While working on her doctorate Marie was supervised by Dr. Mary L. Caldwell, who holds a doctorate in nutrition; with the help of Dr. Caldwell Marie was able to learn how the body produced chemicals to digest food. In 1947, Marie was able to successfully complete her thesis titled “A Study of the Products Formed By the Action of Pancreatic Amylase on Corn Starch”, and earned her PhD. in chemistry; Marie Daly became the first African-America woman to earn a PhD. in chemistry. From 1947 to 1948 Marie worked as a physical science instructor at Howard University while conducting research with Herman Branson on the side. She was awarded an American Cancer Society grant to help her conduct postdoctoral research; her research led her to joining Dr. A.E. Mirsky at the Rockefeller Institute to study the cell nucleus. At the institute Marie was able to determine the base compositions of the deoxypentose nucleic acids present by studying the nuclei of a cell. She explored the cytoplasmic ribonucleoprotein and how it played a role in protein synthesis, she was also able to use mice to study how protein metabolism differed between fasting and eating conditions.
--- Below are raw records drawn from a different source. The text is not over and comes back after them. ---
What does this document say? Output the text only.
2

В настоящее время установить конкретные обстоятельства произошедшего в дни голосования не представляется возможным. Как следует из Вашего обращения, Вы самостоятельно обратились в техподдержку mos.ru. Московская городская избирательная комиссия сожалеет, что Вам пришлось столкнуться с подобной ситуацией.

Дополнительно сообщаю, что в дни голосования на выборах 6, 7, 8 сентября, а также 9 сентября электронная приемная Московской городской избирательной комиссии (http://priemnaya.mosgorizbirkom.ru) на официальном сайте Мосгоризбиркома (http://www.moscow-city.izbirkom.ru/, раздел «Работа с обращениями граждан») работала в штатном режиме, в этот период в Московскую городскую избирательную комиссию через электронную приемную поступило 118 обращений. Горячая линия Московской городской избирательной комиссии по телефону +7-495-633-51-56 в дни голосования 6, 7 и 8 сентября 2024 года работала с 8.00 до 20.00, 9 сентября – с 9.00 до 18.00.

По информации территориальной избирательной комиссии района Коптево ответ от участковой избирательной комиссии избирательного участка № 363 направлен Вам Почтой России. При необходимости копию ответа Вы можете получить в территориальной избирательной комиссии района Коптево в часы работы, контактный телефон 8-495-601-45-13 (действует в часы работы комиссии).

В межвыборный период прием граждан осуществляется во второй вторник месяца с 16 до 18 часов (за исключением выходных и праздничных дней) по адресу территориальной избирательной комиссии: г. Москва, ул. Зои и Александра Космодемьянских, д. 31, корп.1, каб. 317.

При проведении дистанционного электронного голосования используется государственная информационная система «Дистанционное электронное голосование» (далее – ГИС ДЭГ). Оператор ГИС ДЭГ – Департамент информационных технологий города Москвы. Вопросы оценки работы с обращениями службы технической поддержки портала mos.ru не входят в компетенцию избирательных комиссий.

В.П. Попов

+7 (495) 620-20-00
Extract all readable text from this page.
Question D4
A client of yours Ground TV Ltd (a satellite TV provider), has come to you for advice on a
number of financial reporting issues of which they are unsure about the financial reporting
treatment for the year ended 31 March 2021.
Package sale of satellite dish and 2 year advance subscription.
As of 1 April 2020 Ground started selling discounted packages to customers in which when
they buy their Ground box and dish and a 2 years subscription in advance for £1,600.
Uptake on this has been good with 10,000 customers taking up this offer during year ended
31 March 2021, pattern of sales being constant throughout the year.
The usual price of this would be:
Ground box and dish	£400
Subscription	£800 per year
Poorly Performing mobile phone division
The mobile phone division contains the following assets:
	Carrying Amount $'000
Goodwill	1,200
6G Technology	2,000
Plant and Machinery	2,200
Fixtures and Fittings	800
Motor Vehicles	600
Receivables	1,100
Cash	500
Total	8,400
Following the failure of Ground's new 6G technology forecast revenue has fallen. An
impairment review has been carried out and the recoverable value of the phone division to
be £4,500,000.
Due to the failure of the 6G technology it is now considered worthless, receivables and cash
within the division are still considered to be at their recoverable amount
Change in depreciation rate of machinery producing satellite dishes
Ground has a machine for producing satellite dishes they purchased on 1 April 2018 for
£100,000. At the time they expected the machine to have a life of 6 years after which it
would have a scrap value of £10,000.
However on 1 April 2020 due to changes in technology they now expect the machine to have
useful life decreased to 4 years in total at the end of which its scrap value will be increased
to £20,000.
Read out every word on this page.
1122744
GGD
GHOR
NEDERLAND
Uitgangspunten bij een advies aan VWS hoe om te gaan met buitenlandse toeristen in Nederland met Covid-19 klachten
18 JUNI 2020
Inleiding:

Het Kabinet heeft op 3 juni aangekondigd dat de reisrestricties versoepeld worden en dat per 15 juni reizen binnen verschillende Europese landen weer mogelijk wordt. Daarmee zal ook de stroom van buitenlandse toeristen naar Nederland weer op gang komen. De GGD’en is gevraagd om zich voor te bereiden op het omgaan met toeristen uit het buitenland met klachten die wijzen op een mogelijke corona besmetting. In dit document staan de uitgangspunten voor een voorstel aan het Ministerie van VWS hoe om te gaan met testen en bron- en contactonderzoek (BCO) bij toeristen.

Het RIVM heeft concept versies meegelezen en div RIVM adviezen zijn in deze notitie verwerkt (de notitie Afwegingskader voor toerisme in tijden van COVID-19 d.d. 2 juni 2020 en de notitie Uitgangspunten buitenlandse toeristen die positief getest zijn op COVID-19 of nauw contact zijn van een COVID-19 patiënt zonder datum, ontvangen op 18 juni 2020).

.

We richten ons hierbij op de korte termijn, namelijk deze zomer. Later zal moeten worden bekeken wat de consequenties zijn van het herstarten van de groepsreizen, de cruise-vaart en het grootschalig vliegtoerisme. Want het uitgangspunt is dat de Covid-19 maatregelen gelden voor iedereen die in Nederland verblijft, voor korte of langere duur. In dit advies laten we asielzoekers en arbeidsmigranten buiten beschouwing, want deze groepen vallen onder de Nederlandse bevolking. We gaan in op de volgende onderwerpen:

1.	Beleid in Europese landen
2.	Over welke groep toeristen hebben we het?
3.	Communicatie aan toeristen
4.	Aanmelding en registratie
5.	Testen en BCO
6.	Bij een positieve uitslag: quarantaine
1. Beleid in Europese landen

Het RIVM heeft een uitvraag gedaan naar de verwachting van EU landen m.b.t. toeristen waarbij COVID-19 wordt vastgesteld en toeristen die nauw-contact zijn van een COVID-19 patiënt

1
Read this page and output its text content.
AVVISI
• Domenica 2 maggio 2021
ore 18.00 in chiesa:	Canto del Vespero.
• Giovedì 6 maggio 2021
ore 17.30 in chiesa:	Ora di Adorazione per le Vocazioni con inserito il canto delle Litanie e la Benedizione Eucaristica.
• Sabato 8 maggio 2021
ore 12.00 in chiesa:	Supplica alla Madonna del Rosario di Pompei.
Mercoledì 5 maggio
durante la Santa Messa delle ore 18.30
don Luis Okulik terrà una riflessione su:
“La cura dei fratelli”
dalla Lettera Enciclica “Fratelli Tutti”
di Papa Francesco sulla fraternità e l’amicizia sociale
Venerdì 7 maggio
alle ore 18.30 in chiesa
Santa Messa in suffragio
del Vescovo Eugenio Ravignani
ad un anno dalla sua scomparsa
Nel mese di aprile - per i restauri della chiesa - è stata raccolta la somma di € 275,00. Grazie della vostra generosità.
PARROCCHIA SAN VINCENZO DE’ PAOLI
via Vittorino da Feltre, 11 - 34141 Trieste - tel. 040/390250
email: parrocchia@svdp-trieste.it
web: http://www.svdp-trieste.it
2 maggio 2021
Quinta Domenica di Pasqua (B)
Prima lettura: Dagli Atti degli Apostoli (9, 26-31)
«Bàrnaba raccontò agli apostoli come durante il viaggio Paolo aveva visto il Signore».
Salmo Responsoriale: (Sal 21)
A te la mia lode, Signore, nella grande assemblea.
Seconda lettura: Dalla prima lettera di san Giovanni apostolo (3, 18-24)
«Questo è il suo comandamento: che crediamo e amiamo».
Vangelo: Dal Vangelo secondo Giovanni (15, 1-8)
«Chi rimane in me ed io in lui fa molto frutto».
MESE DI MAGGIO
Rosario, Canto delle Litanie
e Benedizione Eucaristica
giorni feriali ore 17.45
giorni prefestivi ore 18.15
Daly’s fortunes changed in 1953 when an abundance of funding was available for the research she was conducting. She began working with Dr. Quentin B. Deming to study the effects of aging, hypertension and atherosclerosis on the wall of an artery. She became an assistant professor of biochemistry and medicine at Albert Einstein College of Medicine at Yeshiva University. Daly had a passion for teaching and was adamant about helping to increase the number of black youth interested and attending medical school. Daly had an interest in learning how hypertension affected a person’s circulatory system, her interest helped her to serve as an investigator for the American Heart Association. She researched the effects of smoking on the lungs and served as a member of the prestigious board of governors of the New York Academy of Sciences. She received awards from American Association for the Advancement of Science, New York Academy of Sciences, and Council on Arteriosclerosis of the American Heart Association. She received a designation of a career scientist by the Health Research Council of the City of New York before her retirement in 1986. In 1988, she created a scholarship for African American students majoring in chemistry and physics at Queens College, in memory of her father. In 1999, she became one of the top 50 women in science, engineering and technology, a title given to her by the National Technical Association. On October 28, 2003 Daly died at the age of 82 as the first African-American woman in history to earn a PhD. in chemistry. Dr. Marie Maynard Daly, we proudly stand on your shoulders.